Al Palazzo delle Esposizioni di Roma una mostra dedicata alla rappresentazione del tempo: 400 pezzi tra reperti archeologici, opere d’arte contemporanee e una ricchissima serie di materiali video, filmati, opere multimediali e cabine interattive per la ricerca. Fino al 23 ottobre 2000.
Un viaggio nell’idea e nella rappresentazione del tempo. Questa la fascinosa intuizione di Daniel Soutif, curatore della splendida mostra dal titolo “Tempo! Calendari e cronometri, Picasso e Tati, passioni e vanità, Hitchcock e Galilei, clessidre e computer, astri e astronomia”, allestita al Palazzo delle Esposizioni fino al 23 ottobre 2000, organizzata e promossa dal Comune di Roma, Assessorato alle Politiche Culturali. La rassegna giunge nella Capitale dopo aver inaugurato la riapertura del Centre Pompidou a Parigi, con circa 400 pezzi tra reperti archeologici, opere d’arte contemporanee e soprattutto una ricchissima serie di materiali video, filmati, opere multimediali e cabine interattive per la ricerca.

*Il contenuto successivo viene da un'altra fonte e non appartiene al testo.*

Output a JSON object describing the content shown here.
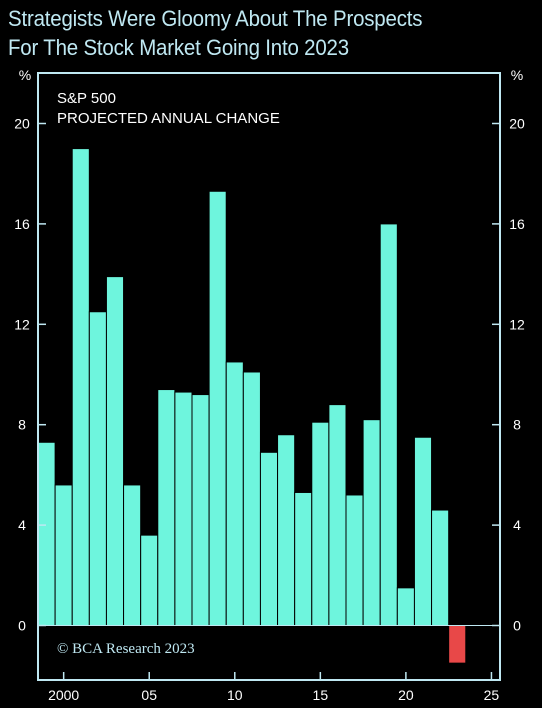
{
  "title_lines": [
    "Strategists Were Gloomy About The Prospects",
    "For The Stock Market Going Into 2023"
  ],
  "colors": {
    "background": "#000000",
    "frame": "#bfe8f2",
    "bar_positive": "#6ef5dd",
    "bar_negative": "#e84848",
    "text": "#ffffff",
    "bar_separator": "#000000"
  },
  "chart_data": {
    "type": "bar",
    "inner_label_lines": [
      "S&P 500",
      "PROJECTED ANNUAL CHANGE"
    ],
    "unit_label_left": "%",
    "unit_label_right": "%",
    "x": [
      1999,
      2000,
      2001,
      2002,
      2003,
      2004,
      2005,
      2006,
      2007,
      2008,
      2009,
      2010,
      2011,
      2012,
      2013,
      2014,
      2015,
      2016,
      2017,
      2018,
      2019,
      2020,
      2021,
      2022,
      2023
    ],
    "values": [
      7.3,
      5.6,
      19.0,
      12.5,
      13.9,
      5.6,
      3.6,
      9.4,
      9.3,
      9.2,
      17.3,
      10.5,
      10.1,
      6.9,
      7.6,
      5.3,
      8.1,
      8.8,
      5.2,
      8.2,
      16.0,
      1.5,
      7.5,
      4.6,
      -1.5
    ],
    "ylim": [
      -2,
      22
    ],
    "y_ticks": [
      0,
      4,
      8,
      12,
      16,
      20
    ],
    "y_tick_labels": [
      "0",
      "4",
      "8",
      "12",
      "16",
      "20"
    ],
    "xlim": [
      1998.5,
      2025.5
    ],
    "x_ticks": [
      2000,
      2005,
      2010,
      2015,
      2020,
      2025
    ],
    "x_tick_labels": [
      "2000",
      "05",
      "10",
      "15",
      "20",
      "25"
    ],
    "copyright": "© BCA Research 2023",
    "grid": false
  }
}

Il tempo non si vede, non si sente, non si tocca, non si gusta, ma rimane sospeso in un misterioso limbo di sensazioni e di percezioni. Possiamo conoscerne soltanto i segni. Alcuni sono fenomeni naturali, che abbiamo imparato a interpretare come tali, altri sono oggetti creati dall’uomo. Proprio questi segni rappresentano l’argomento narrativo della mostra che, attraverso le dodici sezioni in cui è divisa, accompagna il visitatore in un percorso ideato per esaminare i cambiamenti del nostro rapporto e delle nostre riflessioni sul tempo. La rassegna si apre con gli strumenti, i trattati e le raffigurazioni della volta stellare, punto di riferimento fondamentale per la misurazione del tempo astronomico e prosegue con due sezioni dedicate una al tema dell’identità (originali sono le scritte intermittenti di Bruce Nauman), l’altra ai tempi delle strutture linguistiche (di notevole fascino è Clock di Josef Kossuth, che pronuncia e proietta la parola “tempo” in 120 lingue). Il tema della quarta e della quinta sezione è la misurazione del tempo e mostra il passaggio dal mondo dell’approssimazione a quello della precisione, dalle antiche clessidre ai modernissimi orologi al cesio, esatti fino al miliardesimo di secondo. Le foto di Andreas Gursky, quelle di John Davies ci parlano del tempo-lavoro, il film di Jacques Tati e le istantanee di Massimo Vitali affrontano l’argomento del tempo libero, mentre la conclusione della mostra è riservata alla tecnologia e al futuro. La musica, connessa strettamente alla misurazione del tempo e alle sue leggi, è il legame affascinante tra tutte le opere esposte.